Enfin, la « fermentation » politique est également visible au niveau micro-sociologique.
Dans la plupart des associations, plus le sommet est proche, plus le militantisme est,
qualitativement et quantitativement, important. Et l’on trouvera encore une surreprésentation
de communistes au sommet du Secours populaire ; de chrétiens de gauche à la tête d’Emmaüs,
d’ATD-Quart-Monde ou de la Cimade ; de chrétiens de droite aux Conférences Saint-Vincentde-Paul. Les identités matricielles, pour s’être fortement atténuées, voire avoir disparu à la base
des associations, restent prégnantes, et motrices, au sommet.
Le passage à l’action peut donc avoir pour conséquence une volonté implicite ou
explicite d’évitement du politique, souvent par pragmatisme (cantonner les idéologies au for
intérieur et ne conserver que ce qui unit).

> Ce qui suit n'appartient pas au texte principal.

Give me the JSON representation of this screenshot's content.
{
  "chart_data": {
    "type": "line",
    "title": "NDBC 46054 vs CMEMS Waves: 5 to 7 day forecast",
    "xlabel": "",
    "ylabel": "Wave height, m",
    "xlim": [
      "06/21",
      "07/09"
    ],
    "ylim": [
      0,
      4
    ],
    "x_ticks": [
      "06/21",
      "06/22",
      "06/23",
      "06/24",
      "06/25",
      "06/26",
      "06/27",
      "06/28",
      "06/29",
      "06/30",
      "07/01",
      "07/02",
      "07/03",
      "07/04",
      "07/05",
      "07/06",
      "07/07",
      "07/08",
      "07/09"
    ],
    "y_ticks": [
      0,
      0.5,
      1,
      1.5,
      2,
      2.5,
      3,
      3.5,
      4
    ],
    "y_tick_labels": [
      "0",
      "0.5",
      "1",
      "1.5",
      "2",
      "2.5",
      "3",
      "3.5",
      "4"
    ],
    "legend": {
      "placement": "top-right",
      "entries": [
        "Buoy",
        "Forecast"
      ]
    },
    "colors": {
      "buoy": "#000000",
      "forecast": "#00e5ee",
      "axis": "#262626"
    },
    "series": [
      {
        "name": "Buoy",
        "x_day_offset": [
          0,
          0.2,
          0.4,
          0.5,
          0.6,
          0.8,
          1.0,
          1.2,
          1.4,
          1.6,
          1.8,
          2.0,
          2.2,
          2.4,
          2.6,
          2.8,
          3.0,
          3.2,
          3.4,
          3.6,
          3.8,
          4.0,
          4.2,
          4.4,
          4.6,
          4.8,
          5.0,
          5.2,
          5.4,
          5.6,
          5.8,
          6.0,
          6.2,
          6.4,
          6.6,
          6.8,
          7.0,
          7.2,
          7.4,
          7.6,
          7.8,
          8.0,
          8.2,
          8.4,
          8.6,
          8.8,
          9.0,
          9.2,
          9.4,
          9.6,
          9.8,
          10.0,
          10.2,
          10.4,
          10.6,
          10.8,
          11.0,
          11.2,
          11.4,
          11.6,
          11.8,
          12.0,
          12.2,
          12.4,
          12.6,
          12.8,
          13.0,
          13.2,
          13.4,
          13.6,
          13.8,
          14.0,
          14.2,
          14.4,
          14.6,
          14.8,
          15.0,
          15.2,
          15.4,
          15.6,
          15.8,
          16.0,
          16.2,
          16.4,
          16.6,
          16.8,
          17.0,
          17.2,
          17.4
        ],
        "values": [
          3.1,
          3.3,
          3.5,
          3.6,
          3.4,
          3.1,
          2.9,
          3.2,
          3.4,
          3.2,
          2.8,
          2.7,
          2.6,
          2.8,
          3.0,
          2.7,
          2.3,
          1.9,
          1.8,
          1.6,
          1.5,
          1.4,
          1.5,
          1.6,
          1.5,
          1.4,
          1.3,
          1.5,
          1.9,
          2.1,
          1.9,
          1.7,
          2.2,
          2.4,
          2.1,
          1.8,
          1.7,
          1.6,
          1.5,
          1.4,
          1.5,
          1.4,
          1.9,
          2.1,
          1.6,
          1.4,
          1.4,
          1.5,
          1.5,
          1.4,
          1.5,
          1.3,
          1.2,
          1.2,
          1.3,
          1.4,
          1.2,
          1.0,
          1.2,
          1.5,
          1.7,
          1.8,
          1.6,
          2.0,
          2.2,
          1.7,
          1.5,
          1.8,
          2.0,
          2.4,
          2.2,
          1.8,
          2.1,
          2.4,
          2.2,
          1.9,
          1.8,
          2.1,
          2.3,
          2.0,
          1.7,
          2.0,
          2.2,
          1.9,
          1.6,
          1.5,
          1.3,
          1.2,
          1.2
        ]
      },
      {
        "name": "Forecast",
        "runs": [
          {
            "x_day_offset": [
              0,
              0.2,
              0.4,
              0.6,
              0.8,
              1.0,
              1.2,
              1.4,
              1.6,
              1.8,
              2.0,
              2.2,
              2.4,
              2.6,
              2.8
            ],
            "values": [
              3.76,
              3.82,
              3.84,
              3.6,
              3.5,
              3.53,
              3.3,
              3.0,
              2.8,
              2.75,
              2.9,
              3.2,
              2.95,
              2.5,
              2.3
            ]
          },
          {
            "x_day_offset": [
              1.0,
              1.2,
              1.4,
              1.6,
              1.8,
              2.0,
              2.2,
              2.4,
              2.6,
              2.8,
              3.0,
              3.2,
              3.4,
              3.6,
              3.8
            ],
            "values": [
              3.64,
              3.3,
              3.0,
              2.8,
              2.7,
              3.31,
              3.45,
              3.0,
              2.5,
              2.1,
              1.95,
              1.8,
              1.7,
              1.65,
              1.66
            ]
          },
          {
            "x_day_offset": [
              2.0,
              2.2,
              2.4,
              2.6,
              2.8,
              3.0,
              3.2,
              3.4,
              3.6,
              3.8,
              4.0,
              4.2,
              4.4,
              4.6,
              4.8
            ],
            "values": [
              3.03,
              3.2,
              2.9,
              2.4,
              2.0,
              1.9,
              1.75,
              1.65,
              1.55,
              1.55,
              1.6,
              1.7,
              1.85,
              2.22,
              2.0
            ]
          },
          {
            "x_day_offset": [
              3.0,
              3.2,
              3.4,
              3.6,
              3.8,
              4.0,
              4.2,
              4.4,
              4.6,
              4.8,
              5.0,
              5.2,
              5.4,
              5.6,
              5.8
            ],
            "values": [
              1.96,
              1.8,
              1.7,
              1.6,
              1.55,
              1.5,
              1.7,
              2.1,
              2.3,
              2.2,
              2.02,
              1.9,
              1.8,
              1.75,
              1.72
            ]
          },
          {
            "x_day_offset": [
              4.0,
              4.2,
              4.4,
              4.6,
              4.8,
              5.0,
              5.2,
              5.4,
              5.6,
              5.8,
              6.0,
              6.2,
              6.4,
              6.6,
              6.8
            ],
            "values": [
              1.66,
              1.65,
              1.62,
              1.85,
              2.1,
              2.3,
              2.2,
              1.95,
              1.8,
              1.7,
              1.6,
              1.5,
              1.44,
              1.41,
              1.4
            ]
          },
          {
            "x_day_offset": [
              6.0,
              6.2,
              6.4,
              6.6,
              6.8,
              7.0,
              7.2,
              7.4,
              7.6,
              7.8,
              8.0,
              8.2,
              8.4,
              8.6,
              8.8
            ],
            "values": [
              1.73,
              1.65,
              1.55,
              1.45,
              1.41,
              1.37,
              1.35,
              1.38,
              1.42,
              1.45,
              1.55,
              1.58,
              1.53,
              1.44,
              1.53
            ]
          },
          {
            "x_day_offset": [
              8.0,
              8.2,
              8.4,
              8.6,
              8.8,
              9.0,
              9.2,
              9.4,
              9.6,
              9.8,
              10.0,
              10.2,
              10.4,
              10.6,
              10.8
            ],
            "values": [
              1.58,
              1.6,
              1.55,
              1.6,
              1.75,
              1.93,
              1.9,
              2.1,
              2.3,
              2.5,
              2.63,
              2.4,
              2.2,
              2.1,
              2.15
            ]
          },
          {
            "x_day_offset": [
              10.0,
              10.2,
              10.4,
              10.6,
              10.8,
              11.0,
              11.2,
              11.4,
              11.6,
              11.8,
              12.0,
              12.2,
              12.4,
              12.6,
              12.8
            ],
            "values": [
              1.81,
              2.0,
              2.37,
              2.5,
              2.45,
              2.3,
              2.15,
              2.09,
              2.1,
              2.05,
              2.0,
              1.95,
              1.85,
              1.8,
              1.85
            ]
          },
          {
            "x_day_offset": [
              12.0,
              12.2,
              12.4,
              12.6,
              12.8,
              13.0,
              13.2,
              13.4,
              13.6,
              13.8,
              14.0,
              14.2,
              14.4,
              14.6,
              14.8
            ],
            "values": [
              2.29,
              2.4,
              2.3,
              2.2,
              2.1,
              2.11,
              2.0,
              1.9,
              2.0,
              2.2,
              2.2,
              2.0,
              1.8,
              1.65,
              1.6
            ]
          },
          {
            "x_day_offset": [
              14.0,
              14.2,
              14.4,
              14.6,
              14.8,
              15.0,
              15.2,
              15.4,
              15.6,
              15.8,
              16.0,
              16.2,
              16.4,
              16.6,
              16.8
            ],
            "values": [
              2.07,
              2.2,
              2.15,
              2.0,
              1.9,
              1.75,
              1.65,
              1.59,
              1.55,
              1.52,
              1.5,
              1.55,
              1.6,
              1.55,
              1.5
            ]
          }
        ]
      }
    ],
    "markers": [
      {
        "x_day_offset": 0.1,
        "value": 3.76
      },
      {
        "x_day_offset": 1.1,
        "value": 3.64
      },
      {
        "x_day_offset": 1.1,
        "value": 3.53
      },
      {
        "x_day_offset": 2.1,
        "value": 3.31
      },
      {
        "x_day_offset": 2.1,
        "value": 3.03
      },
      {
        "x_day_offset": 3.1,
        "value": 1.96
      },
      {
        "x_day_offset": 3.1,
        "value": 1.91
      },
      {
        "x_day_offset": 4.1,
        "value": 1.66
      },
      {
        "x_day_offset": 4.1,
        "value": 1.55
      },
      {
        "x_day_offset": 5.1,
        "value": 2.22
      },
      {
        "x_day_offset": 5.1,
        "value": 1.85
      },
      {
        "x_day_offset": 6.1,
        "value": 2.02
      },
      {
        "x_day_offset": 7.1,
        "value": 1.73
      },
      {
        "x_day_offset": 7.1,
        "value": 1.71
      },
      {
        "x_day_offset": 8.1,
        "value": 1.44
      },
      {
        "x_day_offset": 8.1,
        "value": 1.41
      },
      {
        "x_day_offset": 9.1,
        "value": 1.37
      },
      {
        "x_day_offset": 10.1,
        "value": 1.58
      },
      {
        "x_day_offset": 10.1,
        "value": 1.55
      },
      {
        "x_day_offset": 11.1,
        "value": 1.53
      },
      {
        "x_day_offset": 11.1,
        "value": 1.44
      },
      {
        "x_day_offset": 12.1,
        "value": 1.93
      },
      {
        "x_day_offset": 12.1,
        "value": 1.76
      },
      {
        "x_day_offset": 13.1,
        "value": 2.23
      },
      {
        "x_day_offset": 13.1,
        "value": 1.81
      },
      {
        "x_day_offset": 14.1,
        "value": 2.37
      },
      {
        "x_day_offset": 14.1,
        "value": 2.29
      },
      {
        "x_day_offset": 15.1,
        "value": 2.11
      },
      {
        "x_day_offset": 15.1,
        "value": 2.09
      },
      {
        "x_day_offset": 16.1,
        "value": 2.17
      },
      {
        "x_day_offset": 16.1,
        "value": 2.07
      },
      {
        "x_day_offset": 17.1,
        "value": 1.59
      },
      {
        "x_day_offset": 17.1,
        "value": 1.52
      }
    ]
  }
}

Mais il peut au contraire aussi provoquer, selon une
terminologie en vogue dans les années 1960-70, la « conscientisation », et devenir dès lors
un sas de politisation. Entre ces deux visages, brossés ici à gros traits, le monde associatif est
fait d’une infinité d’entre-deux, avec une diversité tant synchronique (à une période donnée)
que diachronique (cyclicité au fil de l’histoire). Pour le dire autrement, il est avant tout une
potentialité, qui devient ce qu’en font ses acteurs.